R0042/2026-03-28/Q003/SRC02/E01¶
Google DeepMind consistency training as explicit anti-sycophancy research.
URL: https://arxiv.org/abs/2510.27062
Extract¶
Key findings:
- Consistency training is a "self-supervised paradigm that teaches a model to be invariant to certain irrelevant cues in the prompt"
- Two approaches: Bias-augmented Consistency Training (BCT) and Activation Consistency Training (ACT)

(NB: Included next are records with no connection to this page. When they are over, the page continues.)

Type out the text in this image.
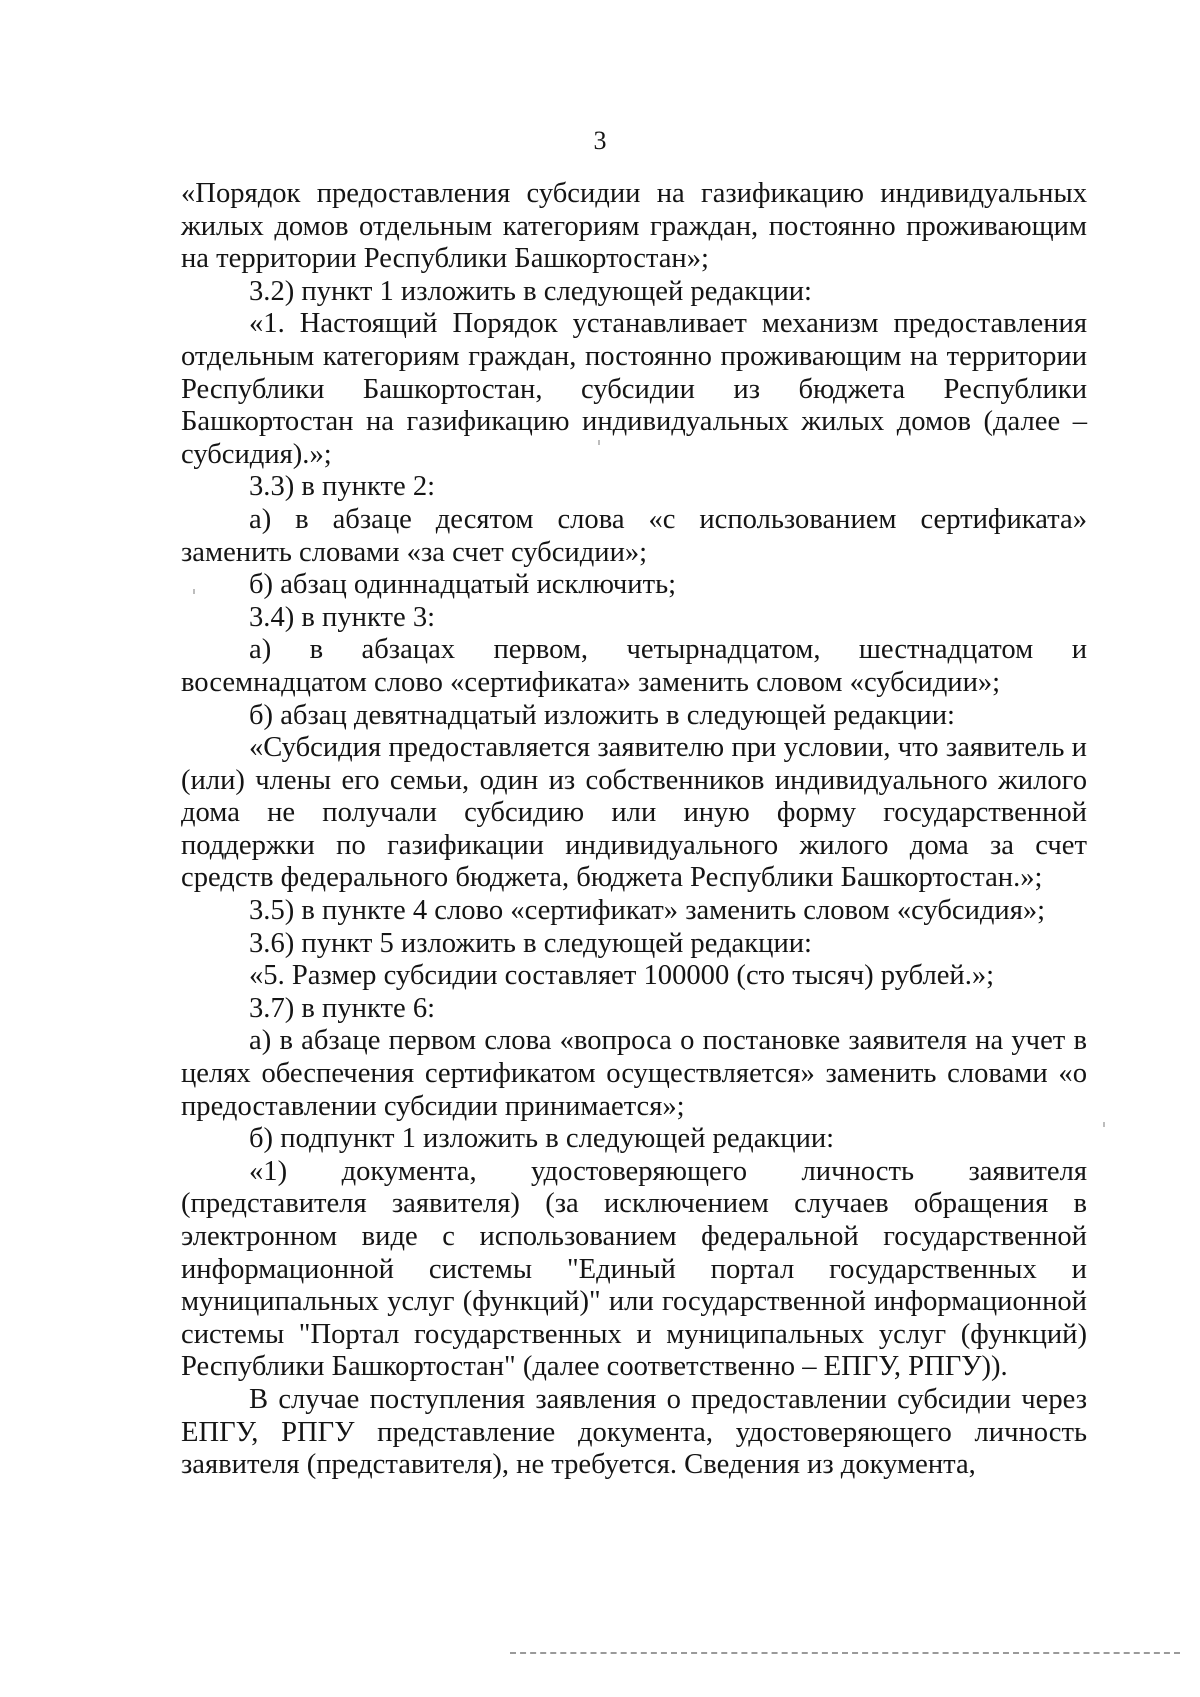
3

«Порядок предоставления субсидии на газификацию индивидуальных жилых домов отдельным категориям граждан, постоянно проживающим на территории Республики Башкортостан»;

3.2) пункт 1 изложить в следующей редакции:

«1. Настоящий Порядок устанавливает механизм предоставления отдельным категориям граждан, постоянно проживающим на территории Республики Башкортостан, субсидии из бюджета Республики Башкортостан на газификацию индивидуальных жилых домов (далее – субсидия).»;

3.3) в пункте 2:

а) в абзаце десятом слова «с использованием сертификата» заменить словами «за счет субсидии»;

б) абзац одиннадцатый исключить;

3.4) в пункте 3:

а) в абзацах первом, четырнадцатом, шестнадцатом и восемнадцатом слово «сертификата» заменить словом «субсидии»;

б) абзац девятнадцатый изложить в следующей редакции:

«Субсидия предоставляется заявителю при условии, что заявитель и (или) члены его семьи, один из собственников индивидуального жилого дома не получали субсидию или иную форму государственной поддержки по газификации индивидуального жилого дома за счет средств федерального бюджета, бюджета Республики Башкортостан.»;

3.5) в пункте 4 слово «сертификат» заменить словом «субсидия»;

3.6) пункт 5 изложить в следующей редакции:

«5. Размер субсидии составляет 100000 (сто тысяч) рублей.»;

3.7) в пункте 6:

а) в абзаце первом слова «вопроса о постановке заявителя на учет в целях обеспечения сертификатом осуществляется» заменить словами «о предоставлении субсидии принимается»;

б) подпункт 1 изложить в следующей редакции:

«1) документа, удостоверяющего личность заявителя (представителя заявителя) (за исключением случаев обращения в электронном виде с использованием федеральной государственной информационной системы "Единый портал государственных и муниципальных услуг (функций)" или государственной информационной системы "Портал государственных и муниципальных услуг (функций) Республики Башкортостан" (далее соответственно – ЕПГУ, РПГУ)).

В случае поступления заявления о предоставлении субсидии через ЕПГУ, РПГУ представление документа, удостоверяющего личность заявителя (представителя), не требуется. Сведения из документа,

- Results: On Gemini 2.5 Flash, BCT reduces sycophancy and reduces ClearHarm attack success rate from 67.8% to 2.9%
- Uses model's own responses as training data, avoiding stale training data issues
- Tested on Gemma 2, Gemma 3, and Gemini 2.5 Flash
This represents anti-sycophancy as an explicit research design goal at Google DeepMind. The paper does not discuss: - Enterprise customer deployments - Private AI systems built for anti-sycophancy - Enterprise demand for sycophancy reduction
Relevance to Hypotheses¶
| Hypothesis | Relationship | Strength |
|---|---|---|
| H1 | Contradicts | Research institution work, not enterprise deployment |
| H2 | Supports | Confirms anti-sycophancy is a model provider research goal, not enterprise deployment goal |
| H3 | Supports | Anti-sycophancy is a component of model development, not a primary enterprise design goal |
Context¶
This paper is important because it demonstrates that anti-sycophancy is an active, well-funded research area at a major AI lab (Google DeepMind). The research is motivated by model safety and reliability concerns, not by enterprise customer demand. This reinforces the pattern: anti-sycophancy is a supply-side concern (model providers) rather than a demand-side concern (enterprise customers).